È possibile insegnare la direzione d’orchestra o ci si deve limitare a riconoscere e favorire la naturale attitudine di alcune persone?

«È possibile insegnare la musica, far comprendere a un direttore, in senso maieutico, come il gesto - lo diceva Toscanini - sia solo il prolungamento di un lavoro mentale di analisi, sintesi e sublimazione. Altrimenti ci si trova davanti a un agitare atletico, più o meno elegante, delle braccia e delle mani, che non ha nessun vero senso».



Fanno parte di questo “insegnare la musica” le indicazioni di postura del corpo, di atteggiamento da tenere in orchestra che lei dispensa ai giovani Cherubini durante le prove?

«Esattamente. L’attitudine fisica di un musicista nei confronti di ciò che fa è fondamentale. Non è possibile vedere in orchestra gente ripiegata sullo strumento, molle, rilasciata. Né, tantomeno, coglierla mentre pensa ad altro e crede di poter suonare meccanicamente. Anche le pause, spiego ai Cherubini, hanno una loro vita interna, un loro senso. Bisogna viverle con intensità, conoscere ed esaltare il loro compito di collegamento tra un momento musicale e l’altro. Non è possibile lasciar “cadere” la musica durante una pausa, come se finisse, per poi riprenderla».

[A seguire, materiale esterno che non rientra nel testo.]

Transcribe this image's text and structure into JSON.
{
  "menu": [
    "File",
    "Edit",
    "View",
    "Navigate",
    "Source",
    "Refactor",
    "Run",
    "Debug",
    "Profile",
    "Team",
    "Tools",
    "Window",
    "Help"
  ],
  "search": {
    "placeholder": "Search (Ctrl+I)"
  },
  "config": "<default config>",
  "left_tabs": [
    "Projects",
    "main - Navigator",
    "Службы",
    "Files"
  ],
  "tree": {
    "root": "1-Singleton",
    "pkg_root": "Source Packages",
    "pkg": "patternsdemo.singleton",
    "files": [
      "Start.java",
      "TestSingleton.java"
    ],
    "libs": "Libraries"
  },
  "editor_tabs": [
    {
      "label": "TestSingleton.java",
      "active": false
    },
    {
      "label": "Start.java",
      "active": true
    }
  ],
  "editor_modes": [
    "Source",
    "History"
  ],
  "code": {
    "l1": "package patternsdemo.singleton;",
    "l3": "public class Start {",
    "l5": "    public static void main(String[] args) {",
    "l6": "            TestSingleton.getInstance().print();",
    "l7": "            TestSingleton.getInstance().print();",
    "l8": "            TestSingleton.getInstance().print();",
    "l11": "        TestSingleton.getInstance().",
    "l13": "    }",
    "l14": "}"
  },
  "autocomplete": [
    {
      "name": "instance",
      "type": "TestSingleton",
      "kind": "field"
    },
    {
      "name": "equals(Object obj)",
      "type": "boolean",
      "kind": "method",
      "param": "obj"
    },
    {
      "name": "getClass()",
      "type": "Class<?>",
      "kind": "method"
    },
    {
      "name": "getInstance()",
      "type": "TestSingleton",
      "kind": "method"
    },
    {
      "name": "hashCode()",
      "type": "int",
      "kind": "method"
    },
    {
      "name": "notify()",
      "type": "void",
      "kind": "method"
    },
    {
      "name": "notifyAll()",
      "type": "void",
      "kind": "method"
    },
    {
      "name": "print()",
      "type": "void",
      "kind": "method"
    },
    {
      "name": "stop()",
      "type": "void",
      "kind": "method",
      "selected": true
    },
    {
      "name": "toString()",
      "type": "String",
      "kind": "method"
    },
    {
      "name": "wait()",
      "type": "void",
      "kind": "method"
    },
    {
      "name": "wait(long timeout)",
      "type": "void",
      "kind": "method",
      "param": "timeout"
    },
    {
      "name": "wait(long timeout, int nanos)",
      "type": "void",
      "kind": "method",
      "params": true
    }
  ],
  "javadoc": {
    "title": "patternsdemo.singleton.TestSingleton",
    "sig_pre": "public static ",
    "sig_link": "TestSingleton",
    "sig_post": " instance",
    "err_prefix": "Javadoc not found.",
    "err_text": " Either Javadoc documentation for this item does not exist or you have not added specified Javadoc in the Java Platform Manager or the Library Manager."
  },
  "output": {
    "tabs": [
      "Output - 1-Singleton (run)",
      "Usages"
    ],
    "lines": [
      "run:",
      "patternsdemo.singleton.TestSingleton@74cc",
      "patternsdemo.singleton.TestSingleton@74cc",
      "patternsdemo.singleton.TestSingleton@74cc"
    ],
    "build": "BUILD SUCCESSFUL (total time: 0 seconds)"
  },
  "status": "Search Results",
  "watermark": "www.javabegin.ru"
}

I Cherubini, frequentandola spesso, sono diventati bravissimi. C’è, tra lei e i giovani, un rapporto davvero paterno che non sfugge a nessuno. Era nei suoi piani il momento didattico?

«A un certo punto della vita e della carriera ho pensato che non potevo mandare disperso tutto ciò che ho ricevuto dai miei maestri. Mi sono sentito investito di un compito, quello di trasferire nei giovani il metodo e gli strumenti che hanno permesso a me di arrivare fin qui, amando il mio lavoro perché i maestri mi hanno messo nelle condizioni di conoscerlo a fondo. Se poi penso a come erano un tempo i nostri Conservatori e a come sono oggi, il desiderio di insegnare all’antica diventa anche più forte».



Sul podio delle maggiori orchestre del mondo, la Chicago, di cui è direttore musicale, i Wiener, i Berliner, pensa mai (in un certo senso) di perdere tempo dedicandosi così intensamente al suo ensemble giovanile?

«No certo. Le grandi orchestre hanno un tale livello di qualità e di perizia strumentale da poter dialogare con il direttore praticamente alla pari, in uno scambio continuo di impressioni, informazioni, prove. Con i giovani è diverso. Li modelli, li vedi crescere, dai loro l’impulso e l’impronta che altri, nel passato, hanno dato a te. Un processo davvero segnato dal rapporto padre-figli che mi arricchisce enormemente e mi permette di restare in contatto con ideali ai quali non so ancora rinunciare: la speranza, l’orgoglio nazionale, la capacità di onorare il passato rinnovandolo, il desiderio di confermare la scelta artistica».



È a conoscenza del fatto che l’attuale governo di Roma vuole sostituire il tradizionale S.P.Q.R. con il marchio ROME & YOU?

«Non riesco a concepire una decisione del genere. Mi piacerebbe fosse solo una burla. Una sera, dirigendo a Roma un concerto di musiche di Rota, ricordo di non aver trovato nulla di meglio, per salutare la città, di alcuni versi del Carmen saeculare di Orazio: 'Alme Sol, curru nitido diem qui promis et celas aliusque et idem nasceris, possis nihil urbe Roma visere maius'».